Too-ra-loo-ra-loo-ral, Too-ra-loo-ra-li,
Too-ra-loo-ra-loo-ral, that's an Irish lullaby."

From the archives:

It's the birthday of Arab-American writer Gary Paul Nabhan (books by this author), born in Gary, Indiana (1952). He said: "The playgrounds of my childhood were built from cast-offs of the local steel mills. There were big steel-barred slides and swing sets, and pig-iron cinder was spread across the ground. I saw one wild animal on those playgrounds the whole time I was growing up, a butterfly that happened by. All the kids ran to catch it."

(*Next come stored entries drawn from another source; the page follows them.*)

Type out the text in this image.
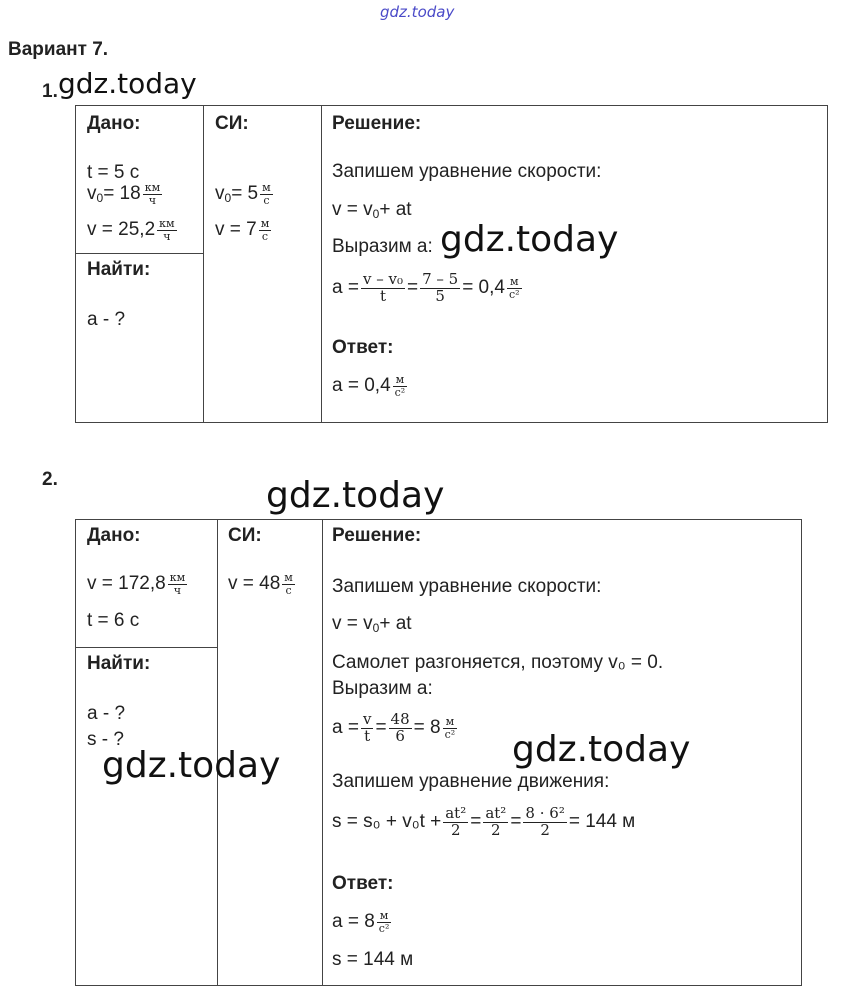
gdz.today
gdz.today
gdz.today
gdz.today
gdz.today
gdz.today
Вариант 7.
1.
Дано:
t = 5 c
v $0 = 18 \frac{км}{ч}$
$v = 25,2 \frac{км}{ч}$
Найти:
a - ?
СИ:
v $0 = 5 \frac{м}{с}$
$v = 7 \frac{м}{с}$
Решение:
Запишем уравнение скорости:
v = v 0 + at
Выразим a:
$a = \frac{\text{v – v₀}}{t} = \frac{7 - 5}{5} = 0,4 \frac{м}{\text{с²}}$
Ответ:
$a = 0,4 \frac{м}{\text{с²}}$
2.
Дано:
$v = 172,8 \frac{км}{ч}$
t = 6 c
Найти:
a - ?
s - ?
СИ:
$v = 48 \frac{м}{с}$
Решение:
Запишем уравнение скорости:
v = v 0 + at
Самолет разгоняется, поэтому v₀ = 0.
Выразим a:
$a = \frac{v}{t} = \frac{48}{6} = 8 \frac{м}{\text{с²}}$
Запишем уравнение движения:
$s = s_0 + v_0t + \frac{\text{at²}}{2} = \frac{\text{at²}}{2} = \frac{\text{8 · 6²}}{2} = 144$ м
Ответ:
$a = 8 \frac{м}{\text{с²}}$
s = 144 м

He became an advocate for preserving heritage plants and animals, and started raising them himself. He has written many books, including Coming Home to Eat (2001), Cross-Pollinations: The Marriage of Science and Poetry (2004), and most recently, Where Our Food Comes From (2008). In Where Our Food Comes From, he follows in the footsteps of Nikolai Vavilov, a Russian botanist who collected hundreds of thousands of seeds from their places of origin all over the world. Most recently, he is the co-author of Chasing Chiles: Hot Spots Along the Pepper Trail (2011), published just this month, about climate change and local food.

Nabhan said, "I think there are patches of wildness in our backyards, within our own bodies, within every urban and rural area in North America."

It's the birthday of novelist and children's author Penelope Lively, (books by this author) born in Cairo, Egypt (1933). She's the author of the novels The Road to Lichfield (1977), Treasures of Time (1979), and According to Mark (1984), among many others.

She grew up with her parents in a suburb of Cairo, and visited the pyramids every week. She studied history at Oxford and was planning to become a social historian. But when she got married and had kids, she found she enjoyed reading to her children so much that she wanted to write children's books herself. Her book The Ghost of Thomas Kempe (1973) won the Carnegie Medal, Britain's highest award for children's literature. A few years later, she started publishing fiction for adults, and her novel Moon Tiger (1987) won the Booker Prize.

In Moon Tiger, she wrote: "We open our mouths and out flow words whose ancestries we do not even know. We are walking lexicons. In a single sentence of idle chatter we preserve Latin, Anglo-Saxon, Norse: we carry a museum inside our heads, each day we commemorate peoples of whom we have never heard."